Case ID: ad2d_245/html/0119-01.html
Source: Caselaw Access Project
Author: {"author": "", "license": "Public Domain", "url": "https://static.case.law/"}
Date Created: 2024-08-24T03:29:51.129683

Atlantic Coast Fireproofing, Inc., Respondent, v J. Greaney Construction Corp., Defendant, and Reliance Insurance Company of New York, et al., Appellants and Third-Party Plaintiffs-Appellants. New York Surety Company, Third-Party Defendant-Respondent.
    [666 NYS2d 149]
   —Order and judgment (one paper), Supreme Court, New York County (Alice Schlesinger, J.), entered June 14, 1996, inter alia, granting plaintiff material supplier’s motion for summary judgment and awarding it the principal amount of $31,000 and denying defendants-appellants’ cross motion for summary judgment, and order, same court and Justice, entered May 19,1997, which inter alia, denied defendants-appellants’ motion to vacate such order and judgment for lack of subject matter jurisdiction, unanimously affirmed, with costs.

Plaintiff’s sufficient showing of its entitlement to payment under its construction contract was unrebutted, and defendant failed to avail itself of the opportunity to obtain disclosure that might have shed light on this issue.

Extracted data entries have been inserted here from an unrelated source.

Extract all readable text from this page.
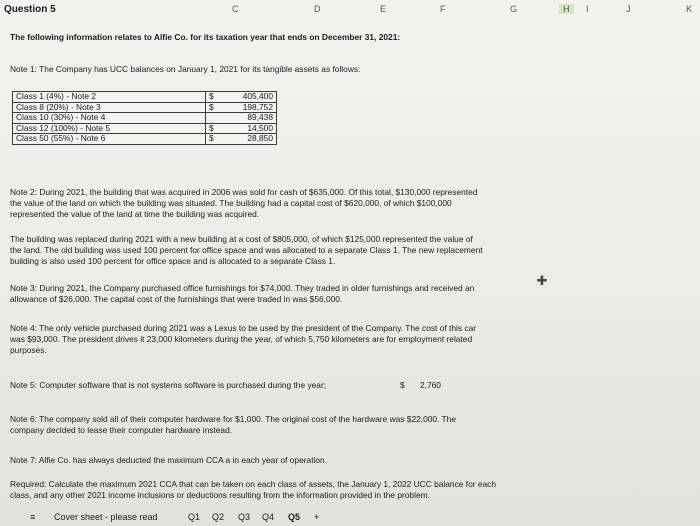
C	D	E	F	G	H	I	J	K
Question 5
The following information relates to Alfie Co. for its taxation year that ends on December 31, 2021:
Note 1: The Company has UCC balances on January 1, 2021 for its tangible assets as follows:
Class 1 (4%) - Note 2	$	405,400
Class 8 (20%) - Note 3	$	198,752
Class 10 (30%) - Note 4		89,438
Class 12 (100%) - Note 5	$	14,500
Class 50 (55%) - Note 6	$	28,850
Note 2: During 2021, the building that was acquired in 2006 was sold for cash of $635,000. Of this total, $130,000 represented
the value of the land on which the building was situated. The building had a capital cost of $620,000, of which $100,000
represented the value of the land at time the building was acquired.
The building was replaced during 2021 with a new building at a cost of $805,000, of which $125,000 represented the value of
the land. The old building was used 100 percent for office space and was allocated to a separate Class 1. The new replacement
building is also used 100 percent for office space and is allocated to a separate Class 1.
✚
Note 3: During 2021, the Company purchased office furnishings for $74,000. They traded in older furnishings and received an
allowance of $26,000. The capital cost of the furnishings that were traded in was $56,000.
Note 4: The only vehicle purchased during 2021 was a Lexus to be used by the president of the Company. The cost of this car
was $93,000. The president drives it 23,000 kilometers during the year, of which 5,750 kilometers are for employment related
purposes.
Note 5: Computer software that is not systems software is purchased during the year;	$ 2,760
Note 6: The company sold all of their computer hardware for $1,000. The original cost of the hardware was $22,000. The
company decided to lease their computer hardware instead.
Note 7: Alfie Co. has always deducted the maximum CCA a in each year of operation.
Required: Calculate the maximum 2021 CCA that can be taken on each class of assets, the January 1, 2022 UCC balance for each
class, and any other 2021 income inclusions or deductions resulting from the information provided in the problem.
≡ Cover sheet - please read	Q1 Q2 Q3 Q4 Q5 +
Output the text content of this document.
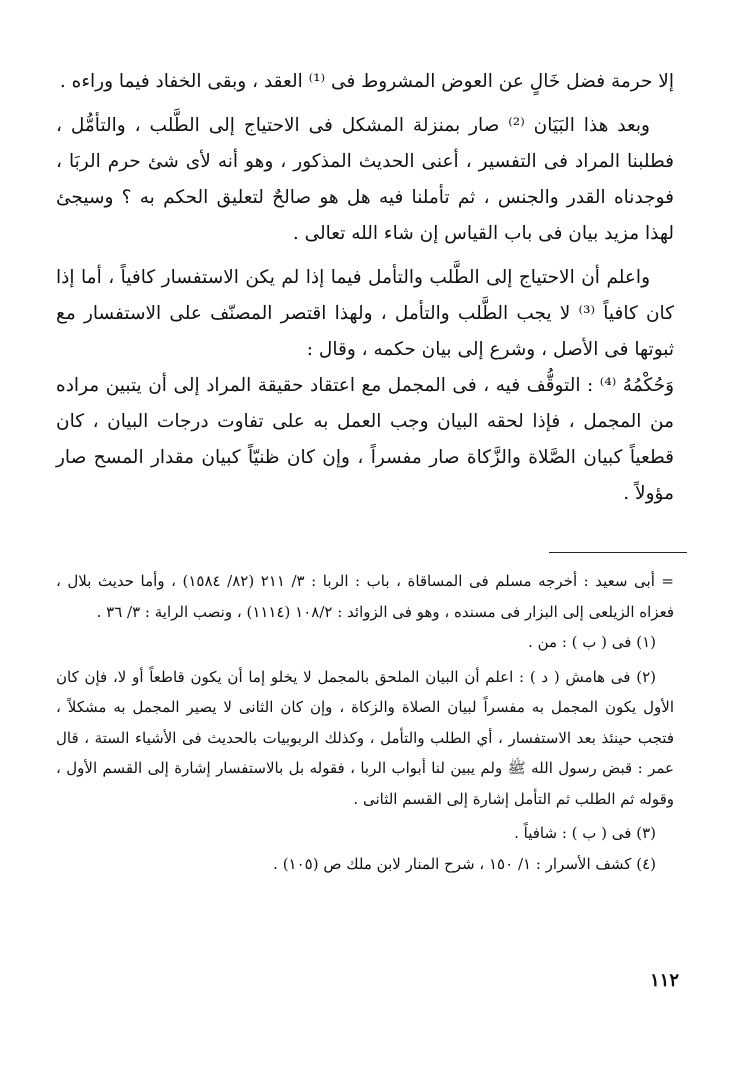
إلا حرمة فضل خَالٍ عن العوض المشروط فى ⁽¹⁾ العقد ، وبقى الخفاد فيما وراءه .

وبعد هذا البَيَان ⁽²⁾ صار بمنزلة المشكل فى الاحتياج إلى الطَّلب ، والتأمُّل ، فطلبنا المراد فى التفسير ، أعنى الحديث المذكور ، وهو أنه لأى شئ حرم الربَا ، فوجدناه القدر والجنس ، ثم تأملنا فيه هل هو صالحٌ لتعليق الحكم به ؟ وسيجئ لهذا مزيد بيان فى باب القياس إن شاء الله تعالى .

واعلم أن الاحتياج إلى الطَّلب والتأمل فيما إذا لم يكن الاستفسار كافياً ، أما إذا كان كافياً ⁽³⁾ لا يجب الطَّلب والتأمل ، ولهذا اقتصر المصنّف على الاستفسار مع ثبوتها فى الأصل ، وشرع إلى بيان حكمه ، وقال :

وَحُكْمُهُ ⁽⁴⁾ : التوقُّف فيه ، فى المجمل مع اعتقاد حقيقة المراد إلى أن يتبين مراده من المجمل ، فإذا لحقه البيان وجب العمل به على تفاوت درجات البيان ، كان قطعياً كبيان الصَّلاة والزَّكاة صار مفسراً ، وإن كان ظنيّاً كبيان مقدار المسح صار مؤولاً .

= أبى سعيد : أخرجه مسلم فى المساقاة ، باب : الربا : ٣/ ٢١١ (٨٢/ ١٥٨٤) ، وأما حديث بلال ، فعزاه الزيلعى إلى البزار فى مسنده ، وهو فى الزوائد : ١٠٨/٢ (١١١٤) ، ونصب الراية : ٣/ ٣٦ .

(١) فى ( ب ) : من .

(٢) فى هامش ( د ) : اعلم أن البيان الملحق بالمجمل لا يخلو إما أن يكون قاطعاً أو لا، فإن كان الأول يكون المجمل به مفسراً لبيان الصلاة والزكاة ، وإن كان الثانى لا يصير المجمل به مشكلاً ، فتجب حينئذ بعد الاستفسار ، أي الطلب والتأمل ، وكذلك الربوبيات بالحديث فى الأشياء الستة ، قال عمر : قبض رسول الله ﷺ ولم يبين لنا أبواب الربا ، فقوله بل بالاستفسار إشارة إلى القسم الأول ، وقوله ثم الطلب ثم التأمل إشارة إلى القسم الثانى .

(٣) فى ( ب ) : شافياً .

(٤) كشف الأسرار : ١/ ١٥٠ ، شرح المنار لابن ملك ص (١٠٥) .

١١٢
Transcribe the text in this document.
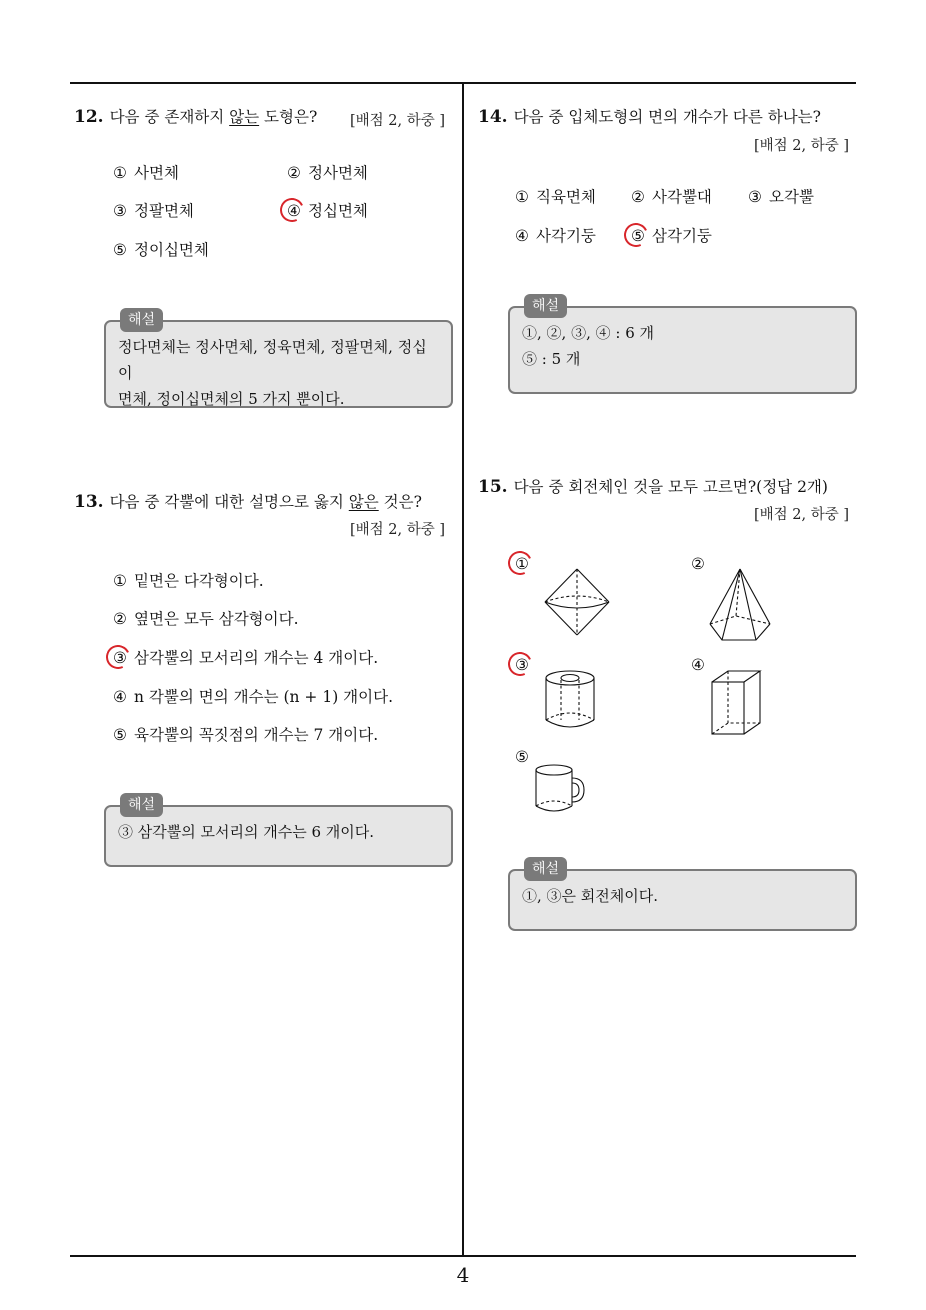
12. 다음 중 존재하지 않는 도형은? [배점 2, 하중 ]
① 사면체	② 정사면체
③ 정팔면체	④ 정십면체
⑤ 정이십면체
해설
정다면체는 정사면체, 정육면체, 정팔면체, 정십이
면체, 정이십면체의 5 가지 뿐이다.
13. 다음 중 각뿔에 대한 설명으로 옳지 않은 것은?
[배점 2, 하중 ]
① 밑면은 다각형이다.
② 옆면은 모두 삼각형이다.
③ 삼각뿔의 모서리의 개수는 4 개이다.
④ n 각뿔의 면의 개수는 (n + 1) 개이다.
⑤ 육각뿔의 꼭짓점의 개수는 7 개이다.
해설
③ 삼각뿔의 모서리의 개수는 6 개이다.
14. 다음 중 입체도형의 면의 개수가 다른 하나는?
[배점 2, 하중 ]
① 직육면체 ② 사각뿔대 ③ 오각뿔
④ 사각기둥 ⑤ 삼각기둥
해설
①, ②, ③, ④ : 6 개
⑤ : 5 개
15. 다음 중 회전체인 것을 모두 고르면?(정답 2개)
[배점 2, 하중 ]
①	②
③	④
⑤
해설
①, ③은 회전체이다.
4
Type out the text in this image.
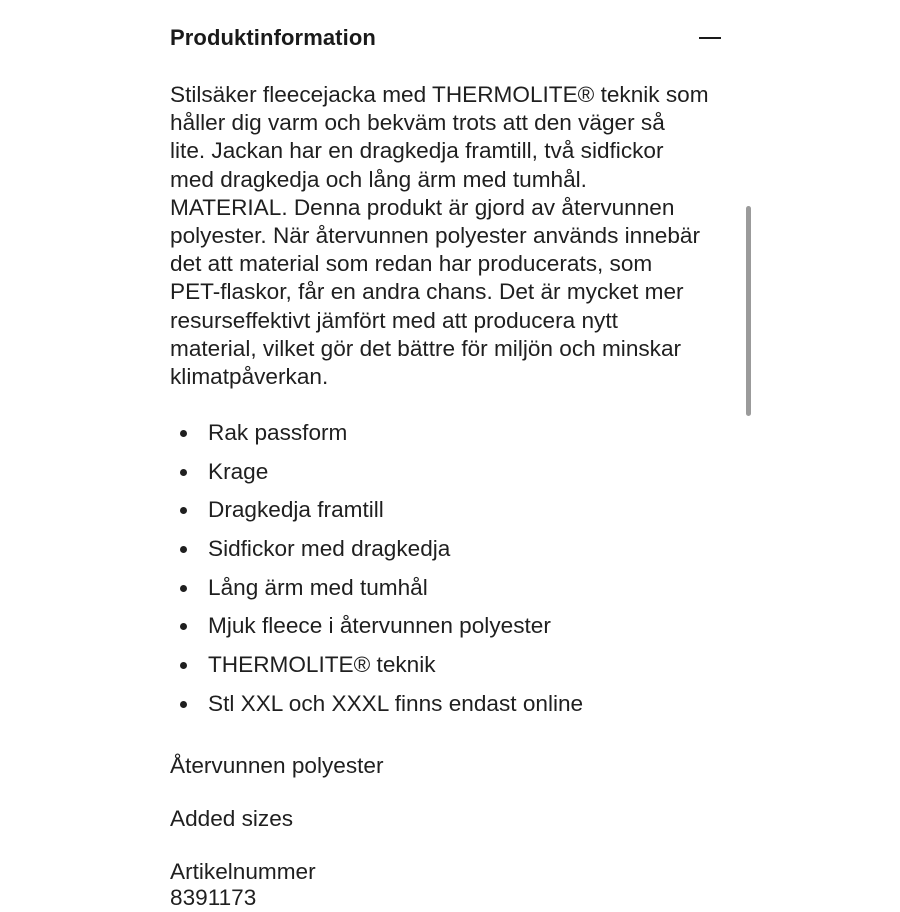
Produktinformation

Stilsäker fleecejacka med THERMOLITE® teknik som
håller dig varm och bekväm trots att den väger så
lite. Jackan har en dragkedja framtill, två sidfickor
med dragkedja och lång ärm med tumhål.
MATERIAL. Denna produkt är gjord av återvunnen
polyester. När återvunnen polyester används innebär
det att material som redan har producerats, som
PET-flaskor, får en andra chans. Det är mycket mer
resurseffektivt jämfört med att producera nytt
material, vilket gör det bättre för miljön och minskar
klimatpåverkan.

Rak passform
Krage
Dragkedja framtill
Sidfickor med dragkedja
Lång ärm med tumhål
Mjuk fleece i återvunnen polyester
THERMOLITE® teknik
Stl XXL och XXXL finns endast online
Återvunnen polyester
Added sizes
Artikelnummer
8391173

The motion court correctly found that the subject labor and material payment bond, which contains no reference to State Finance Law § 137, does not state that it was issued pursuant to the requirements of the public entity, and clearly reflects the assumption of obligations broader than those required by statute, was a common-law bond (see, Scaccia Concrete Corp. v Hartford Fire Ins. Co., 212 AD2d 225). Thus, defendant’s obligation extended to a broad contractual scope of claimants not restricted to parties in privity with the contractor or its subcontractor, was not subject to the statutory notice of claim requirement and was governed by the longer limitations period set forth in the bond. Vacatur of the judgment was properly denied because the bankruptcy removal merely enjoined the parties from proceeding in Supreme Court and did not divest it of jurisdiction (see, Matter of Pacor, Inc. v Higgins, 743 F2d 984, 989; compare, Matter of Artists’ Representatives Assn. [Haley], 26 AD2d 918).

We have considered appellant’s other contentions and find that they do not warrant a different result. Concur—Murphy, P. J., Sullivan, Milonas, Mazzarelli and Andrias, JJ.